Thad Forrester and Paul Catlett knew they were onto something when they opened their first Hudson Hawk Barber & Shop in 2013.
It was in downtown Springfield, and the duo was quickly able to open a second shop before their first year in business.
Almost seven years later, the paint is still drying at their latest addition to the Hudson Hawk family. Their 10th store opened in December in Leawood, Kansas.
“Before our first year of business, we knew we had something special,” Forrester says. “Something evident was that we were building a nice culture and an experience people latched on to.”
The barber shop offers classic and zero-fade haircuts, hot-towel shaves and waxing in four markets: Springfield, Columbia, Kansas City and Bentonville, Arkansas.
But it was one of the first in Springfield to revive the old-school barber shop with a modern twist. Rogue Barber Co. LLC began operating in January 2013, and businesses that followed include Dapper, Straight Edge Barber & Salon and Outlaw Gentlemen, according to Springfield Business Journal research.
The activity in Springfield is representative of an industry comeback.
In the 20 years prior to Hudson Hawk opening, the number of U.S. barber shops decreased 23%, according to a Forbes report citing census data. The national employment of barbers is now expected to grow 8% by 2028, according to data from the U.S. Bureau of Labor Statistics.
Forrester and Catlett are riding the wave they helped to start. The Hudson Hawk owners are looking to enter another new market this year – St. Louis and Tulsa, Oklahoma, are on the radar.
“Part of our expansion has been to provide a great company and a great culture for barbers,” Forrester says.
Hudson Hawk’s branding, from its logo to interior designs, is consistent throughout. Each barber shop has a coolness to it with a refined aesthetic fusing industrial and midcentury designs.
“It’s important that we’re years ahead of everyone else in the design field,” says Catlett, whose main focus is the company’s branding and expansion. “In all of our new stores ... we really transitioned into more of a timeless design with midcentury modern, with pallets, walnut, black leather – things that are not going to go out of style.”
That translates into the products. Available at every store are Hudson Hawk branded T-shirts and hats, which Forrester says range from $20-$25.
Hudson Hawk also sells grooming products, such as beard oil, pomade and soap, for an average $20 apiece. Product brands include Firsthand Supply, Proraso and O’Douds.
Catlett says Hudson Hawk has attracted clients as young as 4 years old to those who’ve sat in a barber’s chair for decades.
“We’re very generational,” he says. “We’re not a trend. We get better every year due to our consistency and our laser focus on brand quality.”
In 2018, the company rolled out a smartphone app to book appointments.
Damon Dorsey, president of the American Barber Association, says Hudson Hawk is hot on the heels of the U.S. barber shop trends. Formed in 2014, the ABA has roughly 5,700 members national.

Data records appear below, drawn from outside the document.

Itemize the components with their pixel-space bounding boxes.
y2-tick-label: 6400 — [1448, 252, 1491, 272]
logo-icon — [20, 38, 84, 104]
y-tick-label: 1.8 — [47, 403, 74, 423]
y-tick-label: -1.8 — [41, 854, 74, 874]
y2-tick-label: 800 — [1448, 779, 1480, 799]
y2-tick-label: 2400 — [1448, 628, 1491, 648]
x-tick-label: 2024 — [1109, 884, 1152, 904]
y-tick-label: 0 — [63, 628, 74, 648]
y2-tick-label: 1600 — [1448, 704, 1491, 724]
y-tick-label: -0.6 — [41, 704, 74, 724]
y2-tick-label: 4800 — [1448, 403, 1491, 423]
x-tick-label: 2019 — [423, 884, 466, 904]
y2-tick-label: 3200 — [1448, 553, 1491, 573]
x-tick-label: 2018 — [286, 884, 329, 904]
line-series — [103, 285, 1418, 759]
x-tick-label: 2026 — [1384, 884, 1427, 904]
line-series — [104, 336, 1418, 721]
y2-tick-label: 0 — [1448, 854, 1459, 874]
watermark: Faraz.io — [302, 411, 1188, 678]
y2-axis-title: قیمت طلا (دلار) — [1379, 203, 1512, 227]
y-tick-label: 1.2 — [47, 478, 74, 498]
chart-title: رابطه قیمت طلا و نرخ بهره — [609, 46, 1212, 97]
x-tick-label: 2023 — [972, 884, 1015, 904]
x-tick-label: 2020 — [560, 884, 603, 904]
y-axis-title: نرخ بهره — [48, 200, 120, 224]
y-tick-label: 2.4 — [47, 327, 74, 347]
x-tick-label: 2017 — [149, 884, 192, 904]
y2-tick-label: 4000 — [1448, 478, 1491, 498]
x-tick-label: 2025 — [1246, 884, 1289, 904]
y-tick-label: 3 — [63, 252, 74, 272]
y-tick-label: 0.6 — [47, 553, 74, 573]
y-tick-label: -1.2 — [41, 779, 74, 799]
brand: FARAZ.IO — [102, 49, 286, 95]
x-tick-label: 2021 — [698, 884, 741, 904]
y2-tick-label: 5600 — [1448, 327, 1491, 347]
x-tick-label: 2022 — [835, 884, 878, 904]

“Technology might be driving a lot of the growth we’re seeing right now because it’s easier to tap into markets,” Dorsey says. “What barbers need a lot is the ability to keep up with technology, business trends and the ability to compete. With social media now and apps – that’s a whole marketing mechanism.”
Not all barbers walk into Hudson Hawk with as much experience in the industry as Catlett, who’s been in the hair business for over 25 years. He also owns Studio 417 Salon with his wife, Hannah.
The shop brings on fully licensed barbers and cosmetologists and requires them to go through training with a senior barber.
Each of the 10 shops are managed by a barber raised up within the company.
“We have barbers who started out cutting hair just a few years ago, who have shown responsibility, invested in their teams, and those are the people we have set up as the lead barbers in those shops,” Forrester says. “We don’t want them managing people; we want them leading people.”
The 115-employee company also began offering health benefits a few years ago, he says, such as health, dental, vision, long-term and short-term disability insurance coverages. Dorsey says this is not a common practice in the barber industry, noting most barbers earn a wage per haircut. According to the BLS, the mean annual wage for a barber in 2017 was $30,500.
“We don’t treat our employees like a franchise – we focus on those relationships and continued development,” Catlett says.
For Forrester, it comes down to culture. “It’s a culture that everybody’s pulling in the same direction for,” he says. “I’m investing in the leadership and operations team, they’re investing in the people and the shops, and the shops are investing in the clients.”